CAPÍTULO 6
Florin Stan, un gitano romaní de espíritu errante y con habilidad innata para el comercio, llevaba consigo una fortuna en papel, pero no de la que circula en los bancos ni en las casas de moneda. Entre sus manos ardía un tesoro envuelto en páginas antiguas:
El Manuscrito de Iskender.
Un noble venido a menos le había confiado aquella reliquia a cambio de un favor que nunca llegó a cobrarse. El gitano solo supo lo suficiente del libro: que tenía un valor incalculable y que, en el mercado negro, tenía a un comprador dispuesto a pagar por el una suma capaz de cambiarles la vida.

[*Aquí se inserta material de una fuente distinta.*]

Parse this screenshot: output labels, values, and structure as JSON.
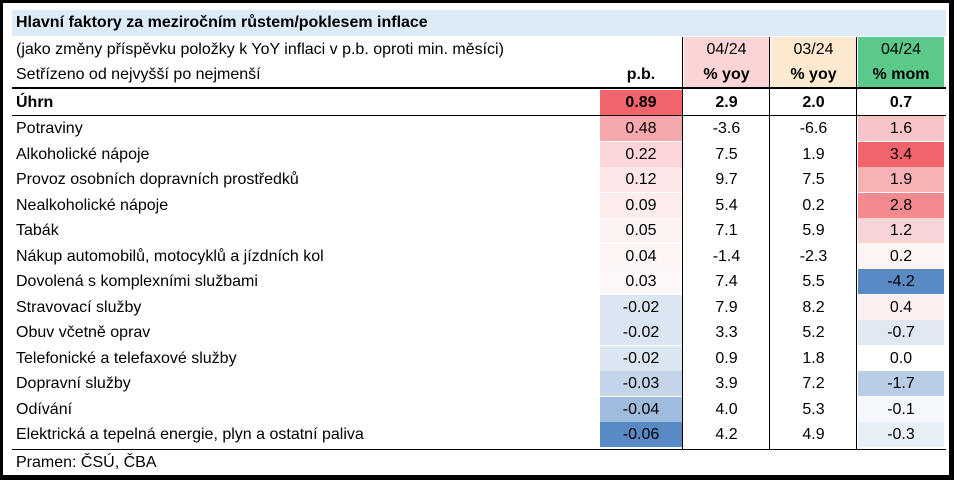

Florin y su esposa, Anca, con aquel legado clandestino emprendieron el viaje en un pequeño coche prestado hacia la frontera de España, con la esperanza de vender el libro al comprador. En el asiento trasero, Micaela, de once años, y Vasile, de nueve, dormían acurrucados entre mantas raídas mientras sus padres hablaban con ilusión sobre el futuro. Imaginaban una casa con paredes firmes, lejos de la inclemencia de la carretera, donde sus hijos crecieran sin miedo, con comida caliente en la mesa y una educación que les permitiera elegir su propio camino. El manuscrito representaba todo eso.
Además de un compendio de conocimientos astrológicos y esotéricos atribuidos a un astrónomo otomano del siglo XV. Las lenguas decían que en sus inscripciones cifradas se ocultaban secretos sobre el devenir de los gobiernos, y que, en las manos adecuadas, su interpretación podía conceder poder sobre el curso de la historia. Tal vez solo era un mito, un relato inflado por la superstición, pero quienes conocían de su existencia estaban dispuestos a pagar una millonada por él.
Pero, el destino tenía otros planes. El punto de intercambio fue acordado con la cautela de quien sabe negociar con lo prohibido. Una gasolinera en desuso, en la antigua carretera N-II, entre Zaragoza y Fraga. Jose Luis Bonilla, el supuesto comprador, no era más que un traidor con la codicia pintada en los ojos y la intención de quedarse con el motín sin pagar un duro. Tuvo que emplear varios disparos torpes, en los agónicos cuerpos desplomados en el asfalto hasta llegar a dar en la cabeza de cada progenitor sellando el trágico final. El libro desapareció junto con la vida de Florin y su mujer. Micaela y Vasile, aturdidos por los disparos, salieron a toda prisa arrastrándose por el suelo, logrando escapar, se lanzaron a la noche sin saber a dónde ir, huyendo de la muerte que acababa de arrebatarles todo.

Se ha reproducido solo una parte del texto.